Nee. Brandingen is nog niet klaar als je het boek hebt dicht geslagen. Het is maar zoon heel klein boekje maar het is groot in zijn zeggingskracht. Maximalistisch minimalisme. Diepe buiging voor Paul Verrept. Geweldig, dit.

Paul Verrept Brandingen Recensie

Brandingen

  • Schrijver: Paul Verrept (België)
  • Soort boek: Vlaamse novelle
  • Uitgever: Koppernik
  • verschijnt: 14 september 2021
  • Omvang: 86 pagina’s
  • Uitgave: paperback
  • Boek bestellen bij: Boekhandel / Bol

Flaptekst van de novellen van Paul Verrept

Een vrouw en een man leven in een huis op een duin met zicht op de zee. Hun leven lijkt perfect harmonieus tot de ochtend waarop er lichamen aanspoelen op de kust. Hun veilige wereld verdwijnt, beminnen wordt ontwijken, en de zee brengt hen naar een wereld die ze nooit in het echt hadden gezien. Gescheiden zoeken ze wanhopig naar de herinneringen aan hoe het ooit was, naar wat hen bindt, naar een spoortje hoop aan de horizon. Brandingen is een pijnlijk en ragfijn portret van een relatie. Gehavend door de actualiteiten, die we in het alledaagse leven liever negeren, beweegt ze richtingloos naar een nieuw leven waar niets meer is zoals het was.

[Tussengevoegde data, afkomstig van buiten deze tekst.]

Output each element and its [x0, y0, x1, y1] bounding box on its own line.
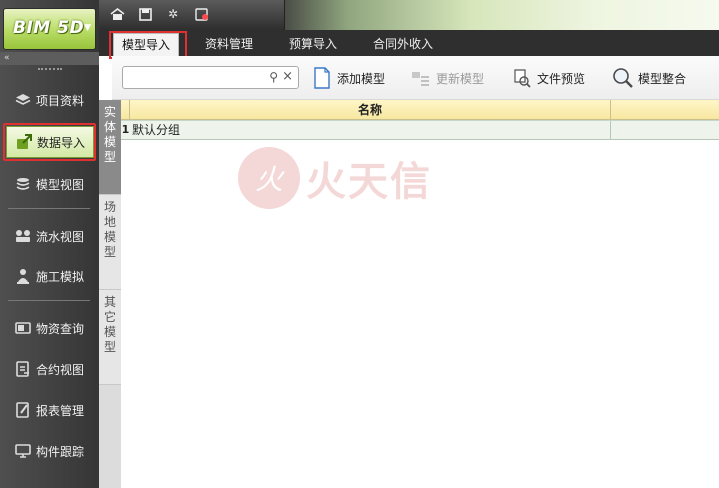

Paul Verrept (1963) woont en werkt in Antwerpen. Hij is auteur, illustrator en grafisch ontwerper. Hij schreef en illustreerde meerdere boeken waarvan Het meisje de jongen de rivier is bekroond met de Gouden Uil van de Jonge Lezer. De Franse editie van Brandingen verscheen in 2020 bij Actes Sud.